AUSTIN, Texas (AP) — A Texas judge ruled Friday the state’s abortion ban has proven too restrictive for women with serious pregnancy complications and must allow exceptions without doctors fearing the threat of criminal charges.
The ruling is the first to undercut Texas’ law since it took effect in 2022 and delivers a major victory to abortion rights supporters, who see the case as a potential blueprint to weaken restrictions elsewhere that Republican-led states have rushed to implement.
“For the first time in a long time, I cried for joy when I heard the news,” lead plaintiff Amanda Zurawski said in a statement. “This is exactly why we did this. This is why we put ourselves through the pain and the trauma over and over again to share our experiences and the harms caused by these awful laws.”
The challenge is believed to be the first in the U.S. brought by women who have been denied abortions since the Supreme Court last year overturned Roe v. Wade, which for nearly 50 years had affirmed the constitutional right to an abortion.
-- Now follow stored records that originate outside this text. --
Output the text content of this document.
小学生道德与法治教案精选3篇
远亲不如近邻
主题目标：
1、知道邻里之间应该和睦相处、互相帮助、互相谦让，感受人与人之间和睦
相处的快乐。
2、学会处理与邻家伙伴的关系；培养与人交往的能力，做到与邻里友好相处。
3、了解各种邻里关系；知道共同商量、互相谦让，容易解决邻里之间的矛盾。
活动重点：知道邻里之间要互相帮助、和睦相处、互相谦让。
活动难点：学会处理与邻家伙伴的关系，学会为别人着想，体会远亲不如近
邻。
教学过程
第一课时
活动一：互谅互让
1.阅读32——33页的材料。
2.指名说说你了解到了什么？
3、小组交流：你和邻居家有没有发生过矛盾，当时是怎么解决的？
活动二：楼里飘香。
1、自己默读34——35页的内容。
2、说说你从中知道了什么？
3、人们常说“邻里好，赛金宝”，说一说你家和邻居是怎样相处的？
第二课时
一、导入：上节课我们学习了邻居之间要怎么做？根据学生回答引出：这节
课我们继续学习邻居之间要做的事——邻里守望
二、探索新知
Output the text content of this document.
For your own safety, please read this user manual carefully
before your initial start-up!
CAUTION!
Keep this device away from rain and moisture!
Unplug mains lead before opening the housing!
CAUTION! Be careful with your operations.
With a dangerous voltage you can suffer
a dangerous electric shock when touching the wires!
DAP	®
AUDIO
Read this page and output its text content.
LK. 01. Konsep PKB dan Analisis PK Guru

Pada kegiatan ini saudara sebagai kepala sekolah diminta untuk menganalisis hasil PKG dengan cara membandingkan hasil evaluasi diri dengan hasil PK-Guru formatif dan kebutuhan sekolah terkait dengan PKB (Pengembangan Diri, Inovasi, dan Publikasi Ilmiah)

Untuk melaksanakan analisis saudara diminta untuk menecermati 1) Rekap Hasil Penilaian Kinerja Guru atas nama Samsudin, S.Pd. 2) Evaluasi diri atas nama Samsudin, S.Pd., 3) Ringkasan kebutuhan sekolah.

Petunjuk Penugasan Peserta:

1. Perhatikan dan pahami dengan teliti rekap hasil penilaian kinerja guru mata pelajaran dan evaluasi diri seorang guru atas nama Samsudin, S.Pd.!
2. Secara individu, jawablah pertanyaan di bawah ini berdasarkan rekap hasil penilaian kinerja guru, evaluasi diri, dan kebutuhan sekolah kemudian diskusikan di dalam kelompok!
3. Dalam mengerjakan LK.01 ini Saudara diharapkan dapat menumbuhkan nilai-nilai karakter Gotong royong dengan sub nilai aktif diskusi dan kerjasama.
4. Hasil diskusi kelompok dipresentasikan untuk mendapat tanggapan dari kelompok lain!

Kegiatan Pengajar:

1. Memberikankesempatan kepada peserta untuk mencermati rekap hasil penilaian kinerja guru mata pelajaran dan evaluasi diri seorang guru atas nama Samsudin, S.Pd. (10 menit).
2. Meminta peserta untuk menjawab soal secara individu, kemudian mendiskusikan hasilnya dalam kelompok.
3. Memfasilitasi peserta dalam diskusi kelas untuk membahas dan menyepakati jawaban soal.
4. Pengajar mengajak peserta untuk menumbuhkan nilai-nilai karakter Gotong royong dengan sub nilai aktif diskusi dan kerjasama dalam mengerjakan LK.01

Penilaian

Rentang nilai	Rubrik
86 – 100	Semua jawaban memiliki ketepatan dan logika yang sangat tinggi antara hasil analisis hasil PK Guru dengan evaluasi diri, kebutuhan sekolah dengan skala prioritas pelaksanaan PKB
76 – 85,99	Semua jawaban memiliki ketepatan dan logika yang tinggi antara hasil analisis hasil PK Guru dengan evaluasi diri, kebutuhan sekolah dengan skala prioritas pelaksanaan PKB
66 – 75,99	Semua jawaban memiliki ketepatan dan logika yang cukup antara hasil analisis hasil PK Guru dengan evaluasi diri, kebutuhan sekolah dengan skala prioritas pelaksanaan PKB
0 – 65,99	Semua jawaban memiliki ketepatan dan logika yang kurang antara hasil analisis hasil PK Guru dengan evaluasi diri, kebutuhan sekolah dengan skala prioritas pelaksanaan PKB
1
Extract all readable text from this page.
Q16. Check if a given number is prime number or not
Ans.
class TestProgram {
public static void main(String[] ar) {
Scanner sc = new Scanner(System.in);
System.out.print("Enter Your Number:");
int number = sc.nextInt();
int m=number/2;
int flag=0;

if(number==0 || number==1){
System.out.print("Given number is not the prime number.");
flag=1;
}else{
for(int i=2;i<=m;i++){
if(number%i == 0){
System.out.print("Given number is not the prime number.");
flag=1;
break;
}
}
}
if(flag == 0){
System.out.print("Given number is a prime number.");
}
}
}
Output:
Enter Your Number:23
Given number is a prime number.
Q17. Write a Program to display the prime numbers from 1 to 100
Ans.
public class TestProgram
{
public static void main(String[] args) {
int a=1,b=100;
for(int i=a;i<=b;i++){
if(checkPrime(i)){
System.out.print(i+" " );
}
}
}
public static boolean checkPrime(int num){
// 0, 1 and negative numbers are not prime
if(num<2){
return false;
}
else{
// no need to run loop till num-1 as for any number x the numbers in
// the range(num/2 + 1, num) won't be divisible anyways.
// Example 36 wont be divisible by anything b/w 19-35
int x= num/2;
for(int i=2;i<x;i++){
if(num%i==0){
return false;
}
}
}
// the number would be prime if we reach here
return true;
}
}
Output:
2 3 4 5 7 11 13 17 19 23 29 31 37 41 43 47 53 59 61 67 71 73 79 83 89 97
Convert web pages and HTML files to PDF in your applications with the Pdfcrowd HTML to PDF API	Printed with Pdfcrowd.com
The state is expected to seek a swift appeal and has argued that Texas’ ban already allows exceptions, calling doctors’ fears of prosecution unfounded.
“Today’s ruling should prevent other Texans from suffering the unthinkable trauma our plaintiffs endured,” said Nancy Northup, President and CEO of the Center for Reproductive Rights, which helped bring the lawsuit. “It would be unconscionable for the State of Texas to appeal this ruling.”
The immediate impact of State District Judge Jessica Mangrum’s decision was unclear in Texas, where all abortion clinics have shuttered in the past year. During two days of emotional testimony in an Austin courtroom, women gave wrenching accounts of learning their babies would not survive birth and being unable to travel long distances to states where abortion is still legal.
The court has been clear: doctors must be able to provide patients the standard of care in pregnancy complications. That standard of care in certain cases is abortion because it is essential, life-saving healthcare. This decision is a win for Texans with pregnancy complications, however Texas is still denying the right to abortion care for the vast majority of those who seek it.”
The challenge, filed in March, does not seek to repeal Texas’ abortion ban, but instead aims to force more clarity on when exceptions are allowed under the law, which is one of the most restrictive in the U.S.
Under the law in Texas, doctors who perform abortions risk life in prison and fines of up to $100,000. Opponents say that has left some women with providers who are unwilling to even discuss terminating a pregnancy.
The majority of U.S. adults, including those living in states with the strictest limits on abortion, want it to be legal at least through the initial stages of pregnancy, according to a poll released in late June by The Associated Press-NORC Center for Public Affairs Research.